Training-Free Time Series Classification via In-Context Reasoning with LLM Agents
Researchers introduce FETA, a multi-agent framework that enables large language models to classify time series data without any training or fine-tuning. The system decomposes multivariate time series into individual channels, retrieves similar labeled examples, and uses LLM reasoning to make predictions with confidence scores, achieving competitive accuracy on benchmark datasets.
FETA addresses a fundamental challenge in machine learning: the scarcity of labeled training data for specialized tasks. Traditional time series classification requires task-specific model training, which demands substantial labeled datasets and computational resources. This research demonstrates that reasoning-capable LLMs can function as zero-shot classifiers by leveraging in-context learning with exemplar retrieval, eliminating the need for parameter optimization entirely.
The framework's innovation lies in its decomposition strategy and confidence-weighted aggregation. By treating each channel of a multivariate time series as an independent subproblem, FETA reduces complexity and enables targeted exemplar retrieval. The self-assessed confidence scores provide interpretability—a critical advantage in domains like healthcare or finance where understanding prediction rationale matters as much as accuracy. This approach builds on the broader trend of prompt engineering and retrieval-augmented generation becoming viable alternatives to traditional supervised learning.
For practitioners, FETA offers significant operational advantages. It eliminates preprocessing overhead, model validation cycles, and hardware requirements for fine-tuning. Organizations can deploy it immediately to new time series classification tasks without maintaining separate trained models. The plug-and-play nature reduces technical debt and enables rapid experimentation across domains.
The results on UEA datasets—surpassing trained baselines—suggest that LLM reasoning capability combined with structural pattern matching can compete with purpose-built neural architectures.

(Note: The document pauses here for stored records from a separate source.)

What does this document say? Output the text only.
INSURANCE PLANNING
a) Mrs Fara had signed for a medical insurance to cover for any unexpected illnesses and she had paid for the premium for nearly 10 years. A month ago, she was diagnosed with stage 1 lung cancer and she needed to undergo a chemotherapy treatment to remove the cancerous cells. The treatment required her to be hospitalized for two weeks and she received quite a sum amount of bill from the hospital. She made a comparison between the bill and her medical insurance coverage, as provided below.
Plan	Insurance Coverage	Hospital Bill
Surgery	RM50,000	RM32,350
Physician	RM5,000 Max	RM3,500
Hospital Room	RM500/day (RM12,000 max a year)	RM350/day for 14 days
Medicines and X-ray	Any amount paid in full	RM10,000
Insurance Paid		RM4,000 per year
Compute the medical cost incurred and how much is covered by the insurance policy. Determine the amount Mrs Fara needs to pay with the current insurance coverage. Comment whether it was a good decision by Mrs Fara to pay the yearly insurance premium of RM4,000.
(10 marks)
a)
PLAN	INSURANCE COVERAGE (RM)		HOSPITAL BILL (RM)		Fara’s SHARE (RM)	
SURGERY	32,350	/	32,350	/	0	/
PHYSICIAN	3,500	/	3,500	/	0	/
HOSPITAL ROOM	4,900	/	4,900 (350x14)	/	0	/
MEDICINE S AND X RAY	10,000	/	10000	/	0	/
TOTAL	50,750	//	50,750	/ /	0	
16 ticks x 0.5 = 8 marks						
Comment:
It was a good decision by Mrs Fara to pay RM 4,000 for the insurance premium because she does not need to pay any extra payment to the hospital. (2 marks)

This validates a broader hypothesis: that foundation models with sufficient reasoning capacity and proper prompting architecture may become universal tools for temporal analysis, reducing the need for specialized model development across industries.
- →FETA enables time series classification without training by decomposing problems into channel-level reasoning tasks with exemplar grounding.
- →The framework achieves competitive accuracy on benchmark datasets by outperforming several trained baseline models despite using zero-shot inference.
- →Confidence-weighted aggregation provides interpretability and reliability estimates, addressing a critical gap in black-box machine learning systems.
- →Elimination of training requirements dramatically reduces deployment complexity and enables immediate application to new domains.
- →This work demonstrates that LLM reasoning capabilities combined with retrieval-augmented design can rival specialized neural architectures for temporal pattern recognition.